“Pengurus memang sempat menghubungi orang tua korban, tapi bukan untuk memberi penjelasan, hanya menenangkan. Sementara pak kiai sama sekali belum berani bertemu dengan wali santri,” ujarnya.
Hamida juga menyoroti dugaan kelalaian dalam pembangunan musala empat lantai tersebut. Dia menilai, struktur bangunan tidak memenuhi standar keamanan, terutama karena bagian atas masih dalam proses pengerjaan saat digunakan untuk kegiatan ibadah.
“Bagaimana mungkin lantai atas masih dalam tahap pengecoran basah, tapi lantai bawah sudah dipakai untuk salat. Itu fatal,” ucapnya.
Dia menilai, kelalaian dalam konstruksi menjadi faktor utama yang menyebabkan banyak korban berjatuhan. Sebab itu, keluarga korban menuntut agar aparat penegak hukum mengusut tuntas siapa yang harus bertanggung jawab atas bencana ini.
Hamida dan keluarga besar korban mendesak Polda Jawa Timur untuk menindaklanjuti dugaan kelalaian tersebut secara hukum.
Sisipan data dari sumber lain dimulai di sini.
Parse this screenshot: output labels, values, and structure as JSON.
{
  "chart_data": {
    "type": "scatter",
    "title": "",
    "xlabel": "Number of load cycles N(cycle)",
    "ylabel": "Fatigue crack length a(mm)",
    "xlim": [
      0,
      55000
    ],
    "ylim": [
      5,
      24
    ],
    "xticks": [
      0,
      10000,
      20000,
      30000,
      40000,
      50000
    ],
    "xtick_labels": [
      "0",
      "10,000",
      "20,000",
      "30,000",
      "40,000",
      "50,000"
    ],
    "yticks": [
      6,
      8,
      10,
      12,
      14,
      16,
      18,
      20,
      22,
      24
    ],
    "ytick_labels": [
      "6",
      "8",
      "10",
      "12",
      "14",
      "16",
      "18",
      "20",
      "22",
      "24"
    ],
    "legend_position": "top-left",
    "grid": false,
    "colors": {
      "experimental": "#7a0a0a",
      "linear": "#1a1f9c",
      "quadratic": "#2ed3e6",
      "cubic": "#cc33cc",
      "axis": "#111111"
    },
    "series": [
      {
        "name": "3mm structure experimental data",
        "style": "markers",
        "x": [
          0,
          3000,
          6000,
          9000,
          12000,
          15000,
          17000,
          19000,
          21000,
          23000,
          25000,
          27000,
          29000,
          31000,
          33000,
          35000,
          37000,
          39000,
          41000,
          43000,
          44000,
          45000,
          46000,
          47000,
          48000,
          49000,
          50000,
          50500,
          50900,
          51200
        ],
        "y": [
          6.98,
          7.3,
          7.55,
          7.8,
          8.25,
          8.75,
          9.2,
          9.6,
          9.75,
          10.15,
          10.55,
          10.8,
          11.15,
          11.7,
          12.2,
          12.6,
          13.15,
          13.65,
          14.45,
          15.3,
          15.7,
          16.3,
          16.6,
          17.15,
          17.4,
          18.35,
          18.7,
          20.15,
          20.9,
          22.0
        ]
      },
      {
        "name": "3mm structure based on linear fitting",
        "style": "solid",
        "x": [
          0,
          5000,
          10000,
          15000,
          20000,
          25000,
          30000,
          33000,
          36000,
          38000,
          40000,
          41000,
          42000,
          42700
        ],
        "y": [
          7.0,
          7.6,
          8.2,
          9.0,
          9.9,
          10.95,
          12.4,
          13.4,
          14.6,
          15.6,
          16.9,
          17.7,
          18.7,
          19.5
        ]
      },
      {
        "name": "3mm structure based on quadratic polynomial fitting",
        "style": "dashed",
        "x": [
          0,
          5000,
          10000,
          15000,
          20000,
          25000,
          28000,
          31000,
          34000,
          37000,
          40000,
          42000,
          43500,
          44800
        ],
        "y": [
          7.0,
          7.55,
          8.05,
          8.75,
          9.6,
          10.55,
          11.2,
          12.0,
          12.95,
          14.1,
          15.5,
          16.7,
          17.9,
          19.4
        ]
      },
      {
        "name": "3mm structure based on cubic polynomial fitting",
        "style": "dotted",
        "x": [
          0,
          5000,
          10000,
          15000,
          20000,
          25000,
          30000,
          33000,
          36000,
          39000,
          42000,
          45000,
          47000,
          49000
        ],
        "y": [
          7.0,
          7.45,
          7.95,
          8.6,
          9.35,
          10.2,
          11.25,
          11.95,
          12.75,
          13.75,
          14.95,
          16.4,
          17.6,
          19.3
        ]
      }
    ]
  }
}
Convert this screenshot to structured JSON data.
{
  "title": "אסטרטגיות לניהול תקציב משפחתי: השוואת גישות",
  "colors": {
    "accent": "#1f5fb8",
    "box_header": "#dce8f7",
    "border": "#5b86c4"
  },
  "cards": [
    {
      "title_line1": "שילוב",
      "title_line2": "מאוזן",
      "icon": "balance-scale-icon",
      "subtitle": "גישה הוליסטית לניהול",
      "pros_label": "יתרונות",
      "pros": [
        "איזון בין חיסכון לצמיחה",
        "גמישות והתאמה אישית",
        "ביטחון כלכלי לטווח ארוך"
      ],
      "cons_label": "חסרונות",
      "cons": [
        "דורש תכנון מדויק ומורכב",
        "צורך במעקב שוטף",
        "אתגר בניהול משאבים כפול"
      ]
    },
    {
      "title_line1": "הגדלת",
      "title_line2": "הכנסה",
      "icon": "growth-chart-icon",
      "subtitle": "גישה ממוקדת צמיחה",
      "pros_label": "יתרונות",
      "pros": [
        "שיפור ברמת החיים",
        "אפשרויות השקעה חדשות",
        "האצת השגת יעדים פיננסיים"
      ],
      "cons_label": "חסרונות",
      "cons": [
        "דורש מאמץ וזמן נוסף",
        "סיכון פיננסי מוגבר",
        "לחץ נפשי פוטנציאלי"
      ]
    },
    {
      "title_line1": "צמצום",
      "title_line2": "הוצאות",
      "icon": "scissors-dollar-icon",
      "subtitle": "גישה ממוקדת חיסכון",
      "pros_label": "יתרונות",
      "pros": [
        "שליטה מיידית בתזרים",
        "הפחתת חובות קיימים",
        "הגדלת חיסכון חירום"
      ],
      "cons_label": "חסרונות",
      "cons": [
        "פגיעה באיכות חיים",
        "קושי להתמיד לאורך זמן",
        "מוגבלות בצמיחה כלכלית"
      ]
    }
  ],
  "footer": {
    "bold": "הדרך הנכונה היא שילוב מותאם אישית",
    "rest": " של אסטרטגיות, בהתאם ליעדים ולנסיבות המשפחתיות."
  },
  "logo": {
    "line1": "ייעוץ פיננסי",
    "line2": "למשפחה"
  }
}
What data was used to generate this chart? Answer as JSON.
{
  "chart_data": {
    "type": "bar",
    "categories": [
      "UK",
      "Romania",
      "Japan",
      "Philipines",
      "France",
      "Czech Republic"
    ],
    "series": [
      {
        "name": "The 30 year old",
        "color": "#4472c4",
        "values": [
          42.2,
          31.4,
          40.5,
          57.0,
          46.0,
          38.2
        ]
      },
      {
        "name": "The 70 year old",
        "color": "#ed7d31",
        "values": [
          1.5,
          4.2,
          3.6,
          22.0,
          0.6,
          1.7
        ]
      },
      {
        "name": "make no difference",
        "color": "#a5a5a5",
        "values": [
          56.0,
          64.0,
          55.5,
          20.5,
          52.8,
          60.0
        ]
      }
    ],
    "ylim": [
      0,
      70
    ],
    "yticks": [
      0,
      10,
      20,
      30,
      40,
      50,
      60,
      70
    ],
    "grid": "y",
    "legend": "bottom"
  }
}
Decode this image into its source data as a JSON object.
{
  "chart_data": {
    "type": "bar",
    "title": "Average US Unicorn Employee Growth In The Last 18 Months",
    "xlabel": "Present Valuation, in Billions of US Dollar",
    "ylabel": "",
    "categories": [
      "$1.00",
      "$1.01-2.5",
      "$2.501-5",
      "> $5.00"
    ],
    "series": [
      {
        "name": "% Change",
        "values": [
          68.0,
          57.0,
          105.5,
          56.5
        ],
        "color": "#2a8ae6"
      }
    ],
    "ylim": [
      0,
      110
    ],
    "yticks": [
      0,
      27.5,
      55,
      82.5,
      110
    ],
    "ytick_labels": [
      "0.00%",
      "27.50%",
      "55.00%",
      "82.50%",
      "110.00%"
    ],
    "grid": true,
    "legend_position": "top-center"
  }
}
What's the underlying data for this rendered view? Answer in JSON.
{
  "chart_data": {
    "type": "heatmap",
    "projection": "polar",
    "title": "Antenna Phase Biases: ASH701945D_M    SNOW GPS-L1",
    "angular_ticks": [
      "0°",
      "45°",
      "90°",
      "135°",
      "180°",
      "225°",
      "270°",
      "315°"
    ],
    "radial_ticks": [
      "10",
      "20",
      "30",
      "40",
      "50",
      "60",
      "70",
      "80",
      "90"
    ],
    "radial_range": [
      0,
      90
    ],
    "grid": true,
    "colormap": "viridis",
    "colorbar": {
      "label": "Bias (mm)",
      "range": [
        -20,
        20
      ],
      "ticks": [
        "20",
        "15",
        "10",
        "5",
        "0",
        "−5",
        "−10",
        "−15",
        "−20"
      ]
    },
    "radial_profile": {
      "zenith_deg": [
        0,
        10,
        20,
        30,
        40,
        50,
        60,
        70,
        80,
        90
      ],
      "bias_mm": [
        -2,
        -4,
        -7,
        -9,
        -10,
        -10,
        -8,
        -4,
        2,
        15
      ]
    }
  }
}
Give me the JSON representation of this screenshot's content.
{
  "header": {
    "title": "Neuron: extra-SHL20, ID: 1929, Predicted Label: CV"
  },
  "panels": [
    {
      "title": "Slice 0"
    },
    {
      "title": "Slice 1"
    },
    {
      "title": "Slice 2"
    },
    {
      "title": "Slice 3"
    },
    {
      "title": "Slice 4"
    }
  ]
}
Mereka meyakini ambruknya bangunan tidak disebabkan faktor alam, melainkan kelalaian manusia yang harus dipertanggungjawabkan secara pidana.
“Keluarga kami mendorong kepolisian agar melakukan penyelidikan menyeluruh. Ini sudah masuk ranah pidana. Harus ada pihak yang bertanggung jawab karena bangunan itu tidak ambruk secara alami,” katanya.
Sementara Menteri Koordinator Bidang Pemberdayaan Masyarakat (Menko PM) Muhaimin Iskandar atau Cak Imin mengungkapkan pihak kepolisian telah bergerak untuk mengusut ambruknya Ponpes Al Khoziny, Sidoarjo, Jawa Timur.
Menurut informasi Badan Nasional Penanggulangan Bencana (BNPB) tercatat sebanyak 61 korban meninggal akibat kejadian tersebut.
“Saya dengar sudah bergerak. Kepolisian sudah bergerak,” kata Cak Imin usai bertemu Menag Nasaruddin Umar di kediamannya di Widya Chandra, Jakarta Selatan, Selasa (7/10/2025).
Cak Imin pun menyebut polisi sudah memanggil sejumlah pihak. Meski begitu, dia tidak merinci siapa saja yang telah dipanggil oleh Kepolisian.
“Bahkan sudah memanggil pihak-pihak. Kita tunggu aja,” katanya.